Sebarkan berita ini:

SEMARANG[SemarangPedia] – Direktorat Reserse Kriminal Khusus (Ditreskrimsus) Polda Jateng kembali berhasil membongkar peredaran produk kosmetik, dan obat-obatan ilegal yang tak memiliki izin dari BPOM.

Petugas menyita barang bukti 158 item produk yang jumlahnya mencapai ribuan. Barang bukti tersebut didapatkan dari salah satu rumah toko (ruko) dan gudang di kawasan Pedurungan Semarang.

Dalam pengungkapan tersebut petugas menangkap satu tersangka berinisial HN warga Pedurungan, pada Selasa 3 Juli 2018 lalu, saat melakukan transaksi penjualan obat kepada konsumen.

“Informasi awal diperoeh dari laporan masyarakat yang membeli obat melalui online dari instagram. Ternyata obat itu tidak memiliki izin dari BPOM,” ujar Dirreskrimsus Polda Jateng, Kombes Pol Moh Hendra Suhartiyono, saat konferensi pers di Ditreskrimsus Polda Jateng, Banyumanik, Semarang, Selasa (10/7).

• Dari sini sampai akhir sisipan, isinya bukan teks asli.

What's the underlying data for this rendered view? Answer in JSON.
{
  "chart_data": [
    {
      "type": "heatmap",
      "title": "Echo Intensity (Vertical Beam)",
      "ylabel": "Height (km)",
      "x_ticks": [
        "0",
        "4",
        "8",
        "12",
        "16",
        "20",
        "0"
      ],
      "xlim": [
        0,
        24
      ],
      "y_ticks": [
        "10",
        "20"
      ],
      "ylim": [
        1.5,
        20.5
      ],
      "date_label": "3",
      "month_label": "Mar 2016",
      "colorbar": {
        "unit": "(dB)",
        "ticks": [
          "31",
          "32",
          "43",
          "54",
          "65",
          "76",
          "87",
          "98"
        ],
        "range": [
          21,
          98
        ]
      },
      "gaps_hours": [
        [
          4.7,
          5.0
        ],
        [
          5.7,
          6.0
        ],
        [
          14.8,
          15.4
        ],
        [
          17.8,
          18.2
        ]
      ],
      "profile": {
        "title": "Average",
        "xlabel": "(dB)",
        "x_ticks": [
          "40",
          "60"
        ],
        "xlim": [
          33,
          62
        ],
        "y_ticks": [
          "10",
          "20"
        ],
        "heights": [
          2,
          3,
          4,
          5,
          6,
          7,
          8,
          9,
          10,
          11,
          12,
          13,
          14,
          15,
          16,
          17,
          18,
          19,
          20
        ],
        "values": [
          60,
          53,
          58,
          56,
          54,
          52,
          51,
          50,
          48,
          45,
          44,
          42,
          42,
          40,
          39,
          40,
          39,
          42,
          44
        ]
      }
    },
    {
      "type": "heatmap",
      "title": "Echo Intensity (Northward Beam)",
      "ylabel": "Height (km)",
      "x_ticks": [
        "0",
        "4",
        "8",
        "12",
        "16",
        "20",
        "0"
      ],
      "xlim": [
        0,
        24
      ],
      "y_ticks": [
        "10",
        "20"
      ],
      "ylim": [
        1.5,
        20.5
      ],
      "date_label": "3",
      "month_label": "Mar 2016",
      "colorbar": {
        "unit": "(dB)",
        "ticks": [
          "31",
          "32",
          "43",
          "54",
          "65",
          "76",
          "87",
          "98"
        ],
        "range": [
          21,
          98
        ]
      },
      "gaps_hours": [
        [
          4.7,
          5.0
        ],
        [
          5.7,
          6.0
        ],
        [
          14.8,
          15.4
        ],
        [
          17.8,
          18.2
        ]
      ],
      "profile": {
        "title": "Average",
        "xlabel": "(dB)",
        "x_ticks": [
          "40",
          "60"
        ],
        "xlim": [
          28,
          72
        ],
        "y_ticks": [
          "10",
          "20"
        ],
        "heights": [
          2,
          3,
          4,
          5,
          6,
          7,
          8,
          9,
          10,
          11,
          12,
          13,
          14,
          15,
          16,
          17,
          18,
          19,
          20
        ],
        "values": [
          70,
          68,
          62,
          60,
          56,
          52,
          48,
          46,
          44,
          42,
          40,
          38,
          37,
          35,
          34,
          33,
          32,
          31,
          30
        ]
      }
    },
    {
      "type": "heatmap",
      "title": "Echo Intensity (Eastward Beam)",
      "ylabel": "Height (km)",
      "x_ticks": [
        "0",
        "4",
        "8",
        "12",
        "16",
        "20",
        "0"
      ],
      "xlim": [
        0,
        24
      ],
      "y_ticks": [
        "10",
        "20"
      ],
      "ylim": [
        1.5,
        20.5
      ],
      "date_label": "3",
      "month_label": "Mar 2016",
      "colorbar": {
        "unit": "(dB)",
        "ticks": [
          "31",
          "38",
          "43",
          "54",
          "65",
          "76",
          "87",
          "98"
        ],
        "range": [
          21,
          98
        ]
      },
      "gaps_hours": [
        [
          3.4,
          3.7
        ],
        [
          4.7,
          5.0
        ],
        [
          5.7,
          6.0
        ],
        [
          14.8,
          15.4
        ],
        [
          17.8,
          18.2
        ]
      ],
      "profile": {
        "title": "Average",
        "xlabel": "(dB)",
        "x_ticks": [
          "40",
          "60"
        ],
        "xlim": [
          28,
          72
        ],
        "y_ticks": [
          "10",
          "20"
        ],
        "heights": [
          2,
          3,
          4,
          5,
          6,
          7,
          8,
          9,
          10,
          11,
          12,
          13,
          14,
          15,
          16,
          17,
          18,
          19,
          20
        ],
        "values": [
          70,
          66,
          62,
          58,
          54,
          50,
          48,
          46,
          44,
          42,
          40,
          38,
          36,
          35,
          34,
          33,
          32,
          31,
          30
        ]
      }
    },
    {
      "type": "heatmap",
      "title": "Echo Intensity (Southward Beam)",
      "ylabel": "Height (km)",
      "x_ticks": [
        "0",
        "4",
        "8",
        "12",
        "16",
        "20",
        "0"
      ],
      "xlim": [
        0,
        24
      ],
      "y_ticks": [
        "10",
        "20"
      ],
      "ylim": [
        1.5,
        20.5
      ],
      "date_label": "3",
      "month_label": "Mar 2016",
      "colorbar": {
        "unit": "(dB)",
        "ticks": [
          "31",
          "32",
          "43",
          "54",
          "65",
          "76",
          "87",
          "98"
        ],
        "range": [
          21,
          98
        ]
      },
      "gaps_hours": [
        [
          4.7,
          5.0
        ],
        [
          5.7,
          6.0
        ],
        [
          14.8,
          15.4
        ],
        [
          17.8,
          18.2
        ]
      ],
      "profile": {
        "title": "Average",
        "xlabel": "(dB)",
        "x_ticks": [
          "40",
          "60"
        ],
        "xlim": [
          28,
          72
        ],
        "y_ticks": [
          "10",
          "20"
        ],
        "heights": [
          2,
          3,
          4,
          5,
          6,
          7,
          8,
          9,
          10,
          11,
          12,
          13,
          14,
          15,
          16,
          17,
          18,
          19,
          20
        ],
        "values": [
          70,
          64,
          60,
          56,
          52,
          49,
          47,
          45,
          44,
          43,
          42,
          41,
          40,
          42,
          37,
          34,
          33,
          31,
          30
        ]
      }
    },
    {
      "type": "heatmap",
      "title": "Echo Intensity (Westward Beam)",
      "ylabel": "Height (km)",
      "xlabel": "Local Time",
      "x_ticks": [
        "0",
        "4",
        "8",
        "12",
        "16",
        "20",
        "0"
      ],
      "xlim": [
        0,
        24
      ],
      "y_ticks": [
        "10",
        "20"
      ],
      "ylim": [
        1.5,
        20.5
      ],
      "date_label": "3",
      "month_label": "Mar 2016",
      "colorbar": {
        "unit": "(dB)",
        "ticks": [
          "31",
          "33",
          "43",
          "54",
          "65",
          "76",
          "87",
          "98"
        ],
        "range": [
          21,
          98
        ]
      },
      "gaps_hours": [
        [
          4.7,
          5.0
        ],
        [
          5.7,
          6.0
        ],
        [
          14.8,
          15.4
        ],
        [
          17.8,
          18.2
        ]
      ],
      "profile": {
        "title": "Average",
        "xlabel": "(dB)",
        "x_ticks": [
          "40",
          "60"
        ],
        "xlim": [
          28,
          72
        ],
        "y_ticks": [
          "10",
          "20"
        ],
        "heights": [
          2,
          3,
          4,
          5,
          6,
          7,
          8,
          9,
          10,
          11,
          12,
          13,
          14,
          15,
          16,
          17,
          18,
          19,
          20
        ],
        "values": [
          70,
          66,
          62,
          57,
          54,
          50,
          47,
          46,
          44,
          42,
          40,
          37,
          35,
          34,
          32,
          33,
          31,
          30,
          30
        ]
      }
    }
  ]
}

Menurutnya, penggerebekan gudang kosmetik ilegal yang dipasarkan melalui jaringan internet itu, dibutuhkan waktu sekitar tiga bulan untuk mengintai gudang di kawasan Pedurungan.

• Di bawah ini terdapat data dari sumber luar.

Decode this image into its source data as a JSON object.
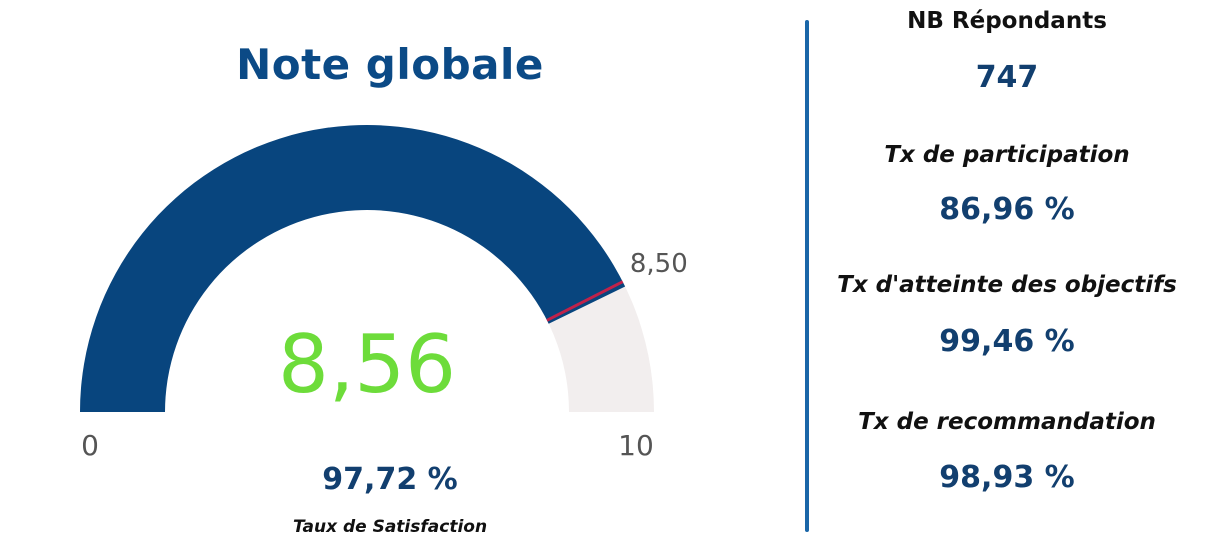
{
  "gauge": {
    "title": "Note globale",
    "min_label": "0",
    "max_label": "10",
    "value_label": "8,56",
    "target_label": "8,50",
    "satisfaction_value": "97,72 %",
    "satisfaction_label": "Taux de Satisfaction"
  },
  "kpis": [
    {
      "label": "NB Répondants",
      "value": "747"
    },
    {
      "label": "Tx de participation",
      "value": "86,96 %"
    },
    {
      "label": "Tx d'atteinte des objectifs",
      "value": "99,46 %"
    },
    {
      "label": "Tx de recommandation",
      "value": "98,93 %"
    }
  ],
  "colors": {
    "fill": "#08457e",
    "track": "#f2eeee",
    "target": "#c0224a",
    "value_text": "#6ddc3a",
    "title": "#0b4a86",
    "kpi_value": "#123f6f",
    "divider": "#1a66a8"
  },
  "chart_data": {
    "type": "gauge",
    "min": 0,
    "max": 10,
    "value": 8.56,
    "target": 8.5,
    "title": "Note globale"
  }
}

Pengungkapan kasus itu, lanjutnya, bermula pada April 2018, saat Polisi mendapat informasi maraknya penjualan kosmetik dengan menggunakan media sosial Instagram di Jawa Tengah.

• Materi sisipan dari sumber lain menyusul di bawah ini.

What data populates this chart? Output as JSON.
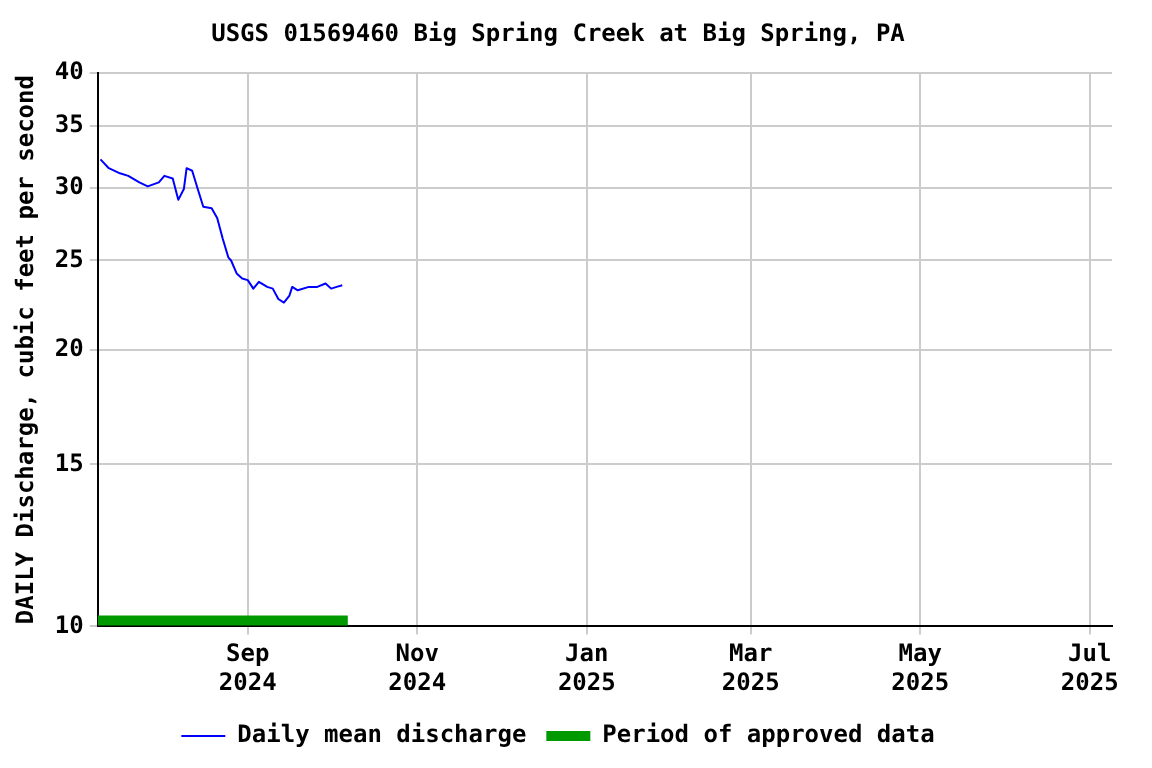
{
  "chart_data": {
    "type": "line",
    "title": "USGS 01569460 Big Spring Creek at Big Spring, PA",
    "ylabel": "DAILY Discharge, cubic feet per second",
    "series": [
      {
        "name": "Daily mean discharge",
        "color": "#0000ff",
        "x": [
          "2024-07-10",
          "2024-07-13",
          "2024-07-17",
          "2024-07-20",
          "2024-07-24",
          "2024-07-27",
          "2024-07-31",
          "2024-08-02",
          "2024-08-05",
          "2024-08-07",
          "2024-08-09",
          "2024-08-10",
          "2024-08-12",
          "2024-08-14",
          "2024-08-16",
          "2024-08-19",
          "2024-08-21",
          "2024-08-23",
          "2024-08-25",
          "2024-08-26",
          "2024-08-28",
          "2024-08-30",
          "2024-09-01",
          "2024-09-03",
          "2024-09-05",
          "2024-09-08",
          "2024-09-10",
          "2024-09-12",
          "2024-09-14",
          "2024-09-16",
          "2024-09-17",
          "2024-09-19",
          "2024-09-23",
          "2024-09-26",
          "2024-09-29",
          "2024-10-01",
          "2024-10-03",
          "2024-10-05"
        ],
        "values": [
          32.2,
          31.5,
          31.1,
          30.9,
          30.4,
          30.1,
          30.4,
          30.9,
          30.7,
          29.1,
          29.9,
          31.5,
          31.3,
          29.9,
          28.6,
          28.5,
          27.8,
          26.4,
          25.2,
          25.0,
          24.2,
          23.9,
          23.8,
          23.3,
          23.7,
          23.4,
          23.3,
          22.7,
          22.5,
          22.9,
          23.4,
          23.2,
          23.4,
          23.4,
          23.6,
          23.3,
          23.4,
          23.5
        ]
      },
      {
        "name": "Period of approved data",
        "color": "#009900",
        "x": [
          "2024-07-09",
          "2024-10-07"
        ],
        "values": [
          10.15,
          10.15
        ]
      }
    ],
    "xlim": [
      "2024-07-09",
      "2025-07-09"
    ],
    "xticks": [
      {
        "value": "2024-09-01",
        "label": "Sep 2024"
      },
      {
        "value": "2024-11-01",
        "label": "Nov 2024"
      },
      {
        "value": "2025-01-01",
        "label": "Jan 2025"
      },
      {
        "value": "2025-03-01",
        "label": "Mar 2025"
      },
      {
        "value": "2025-05-01",
        "label": "May 2025"
      },
      {
        "value": "2025-07-01",
        "label": "Jul 2025"
      }
    ],
    "ylim": [
      10,
      40
    ],
    "yticks": [
      10,
      15,
      20,
      25,
      30,
      35,
      40
    ],
    "log": "y",
    "grid": true,
    "legend": "bottom",
    "marker": "none",
    "line_style": "solid"
  }
}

Kemudian Polisi melakukan patroli cyber dan menemukan beberapa akun Instagram penjual kosmetik dan parfum, yang tertakit satu sama lain.

“Penyelidik kemudian melakukan upaya penyelidikan dengan cara menyamar sebagai konsumen membeli kosmetik dan parfum. Kemudian oleh akun Instagram tersebut diarahkan untuk menghubungi nomor telepon yang tercantum pada akun tersebut via Whatsapp. Setelah pemesanan, admin mengarahkan untuk pengembilan barang ke toko kosmetik tersebut,” tutur Hendra Suhartiyono.

Kepala Sub Direktorat Industri, Perdagangan, dan Investasi Ditreskrimsus Polda Jateng, AKBP Egy Adrian Suez menuturkan gudang kosmetik ilegal yang dibongkar itu, diduga menjual barang-barangnya bukan hanya ke perorangan, namun juga klinik.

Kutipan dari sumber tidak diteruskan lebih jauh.